Table 2 reorganization Bovinelactoferrin element and the minimal inhibitory concentration of different microbiotic to various pathogenic bacterias
Concentration unit: μ g/ml
| Bacillus subtillis (G
+)K3-2
| Sarcina lutea (G
+)T3-2
| Golden staphylococci (G
+)J3-3
| Cray uncle pneumobacillus (G
+)K3-4
| Intestinal bacteria (G
-)D3-3
| Salmonellas (G
-)S2-1
|
LFc | 3.12 | >50 | >50 | >50 | 6.25 | 6.25 |
Roxarsone is imitated U.S. plain terramycin aureomycin arsanilic acid allicin olaquindox origanum oil salinomycin Bacitracin Zinc colistin sulfate kitasamycin |
3.12 0.78 0.78 3.12 6.25 6.25 3.12 0.39 3.12 25 6.25 0.78 |
25 12.5 0.78 6.25 50 3.12 6.25 1.56 25 25 25 0.1 |
>50 6.25 0.78 3.12 >50 3.12 50 1.56 6.25 6.25 12.5 0.39 |
25 25 1.56 >50 >50 25 12.5 3.12 25 >50 3.12 3.12 |
>50 50 >50 >50 >50 25 25 12.5 50 >50 6.25 50 |
>50 25 >50 >50 >50 50 50 12.5 >50 >50 12.5 >50 |
Table 3 reorganization Bovinelactoferrin element is to the influence of weanling pig growth performance
Project | Control group | The microbiotic group | Reorganization Bovinelactoferrin element |
Diarrhea rate (%) initial weight Initial weight, kg average daily gain ADG, g feedstuff-meat ratio F/G | 50
a 8.03 556.1
b 1.69
a | 20
c 8.04 645.6
a 1.50
c | 24
c 8.05 631.0
a 1.56
c |
Colleague's shoulder motes same letter is represented difference not remarkable (P>0.05) in the table, and adjacent letters is represented significant difference (P<0.05), and is alternate
aLetter representation difference is (P<0.01) extremely significantly.

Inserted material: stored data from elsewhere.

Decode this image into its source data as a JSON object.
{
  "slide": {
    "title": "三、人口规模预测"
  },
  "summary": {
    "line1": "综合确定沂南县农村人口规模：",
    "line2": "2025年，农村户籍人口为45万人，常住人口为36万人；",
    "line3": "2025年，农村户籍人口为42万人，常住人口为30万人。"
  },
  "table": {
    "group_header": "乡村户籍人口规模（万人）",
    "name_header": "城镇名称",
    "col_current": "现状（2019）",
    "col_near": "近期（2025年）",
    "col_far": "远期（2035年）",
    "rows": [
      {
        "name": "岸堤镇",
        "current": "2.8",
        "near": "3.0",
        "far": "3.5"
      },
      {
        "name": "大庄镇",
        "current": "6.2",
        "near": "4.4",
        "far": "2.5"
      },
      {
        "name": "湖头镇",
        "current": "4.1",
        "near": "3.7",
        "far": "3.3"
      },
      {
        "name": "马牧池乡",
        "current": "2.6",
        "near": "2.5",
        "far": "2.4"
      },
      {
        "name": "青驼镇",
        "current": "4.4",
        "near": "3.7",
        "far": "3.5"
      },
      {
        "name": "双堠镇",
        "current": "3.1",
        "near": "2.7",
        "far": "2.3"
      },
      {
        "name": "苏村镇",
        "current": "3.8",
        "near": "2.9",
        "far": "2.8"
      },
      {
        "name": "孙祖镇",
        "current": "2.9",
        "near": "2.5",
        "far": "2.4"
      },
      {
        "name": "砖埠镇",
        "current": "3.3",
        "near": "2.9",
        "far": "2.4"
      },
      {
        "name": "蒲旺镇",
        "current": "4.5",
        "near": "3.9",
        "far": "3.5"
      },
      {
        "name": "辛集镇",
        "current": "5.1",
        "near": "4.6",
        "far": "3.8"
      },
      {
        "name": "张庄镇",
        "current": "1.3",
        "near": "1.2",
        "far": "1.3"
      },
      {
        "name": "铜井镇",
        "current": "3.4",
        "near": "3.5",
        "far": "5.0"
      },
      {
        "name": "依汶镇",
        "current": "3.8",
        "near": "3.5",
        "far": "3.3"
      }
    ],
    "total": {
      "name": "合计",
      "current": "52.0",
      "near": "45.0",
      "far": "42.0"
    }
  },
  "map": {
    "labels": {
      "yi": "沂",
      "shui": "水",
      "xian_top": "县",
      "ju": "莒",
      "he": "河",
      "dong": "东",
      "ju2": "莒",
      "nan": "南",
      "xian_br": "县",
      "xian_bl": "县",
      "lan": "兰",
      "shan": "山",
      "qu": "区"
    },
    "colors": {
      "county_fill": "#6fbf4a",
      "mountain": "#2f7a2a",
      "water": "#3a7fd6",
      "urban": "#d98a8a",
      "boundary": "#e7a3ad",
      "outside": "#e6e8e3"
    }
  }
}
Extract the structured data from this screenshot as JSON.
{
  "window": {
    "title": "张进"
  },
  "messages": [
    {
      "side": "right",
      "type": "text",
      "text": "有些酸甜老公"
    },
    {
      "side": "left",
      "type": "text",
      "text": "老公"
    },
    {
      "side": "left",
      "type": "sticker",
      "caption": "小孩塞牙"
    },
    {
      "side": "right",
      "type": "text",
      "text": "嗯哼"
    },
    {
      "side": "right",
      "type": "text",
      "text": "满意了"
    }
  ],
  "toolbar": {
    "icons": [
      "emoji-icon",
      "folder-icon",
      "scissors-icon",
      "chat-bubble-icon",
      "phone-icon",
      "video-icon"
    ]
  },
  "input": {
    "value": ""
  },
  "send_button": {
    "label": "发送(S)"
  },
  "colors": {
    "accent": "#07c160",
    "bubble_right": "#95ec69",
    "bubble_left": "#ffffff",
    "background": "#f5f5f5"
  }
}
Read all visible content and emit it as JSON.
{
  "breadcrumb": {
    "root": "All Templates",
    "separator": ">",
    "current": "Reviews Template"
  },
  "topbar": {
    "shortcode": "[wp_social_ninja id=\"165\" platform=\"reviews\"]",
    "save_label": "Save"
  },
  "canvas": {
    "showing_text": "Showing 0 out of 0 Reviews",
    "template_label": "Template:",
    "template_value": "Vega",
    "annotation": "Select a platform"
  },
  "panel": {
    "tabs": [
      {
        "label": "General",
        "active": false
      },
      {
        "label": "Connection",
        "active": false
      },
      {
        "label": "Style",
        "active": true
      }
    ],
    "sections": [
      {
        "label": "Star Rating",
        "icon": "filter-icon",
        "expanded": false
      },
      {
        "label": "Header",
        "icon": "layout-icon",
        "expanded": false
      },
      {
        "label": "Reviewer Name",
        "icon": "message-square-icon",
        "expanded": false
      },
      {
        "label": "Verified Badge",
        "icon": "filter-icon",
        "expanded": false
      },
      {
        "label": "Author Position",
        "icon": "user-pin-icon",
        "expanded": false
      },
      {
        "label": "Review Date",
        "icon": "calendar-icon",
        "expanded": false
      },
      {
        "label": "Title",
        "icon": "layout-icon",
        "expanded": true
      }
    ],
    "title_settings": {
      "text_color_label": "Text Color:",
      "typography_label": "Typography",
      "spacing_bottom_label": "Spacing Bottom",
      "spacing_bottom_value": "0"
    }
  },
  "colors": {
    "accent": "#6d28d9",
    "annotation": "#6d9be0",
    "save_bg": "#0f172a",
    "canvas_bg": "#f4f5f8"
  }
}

Table 4 reorganization Bovinelactoferrin element is to the influence of weanling pig serum immune globulin concentration
Project | Control group | The microbiotic group | Reorganization Bovinelactoferrin element |
IgG(mg/dL) IgA(mg/dL) IgM(mg/dL) | 1.24
c 1.32
b 6.74
c | 1.85
b 1.34
b 5.82
c | 3.24
a 2.14
a 10.01
a |
Colleague's shoulder motes same letter is represented difference not remarkable (P>0.05) in the table, and adjacent letters is represented significant difference (P<0.05), and alternate letter representation difference is (P<0.01) extremely significantly.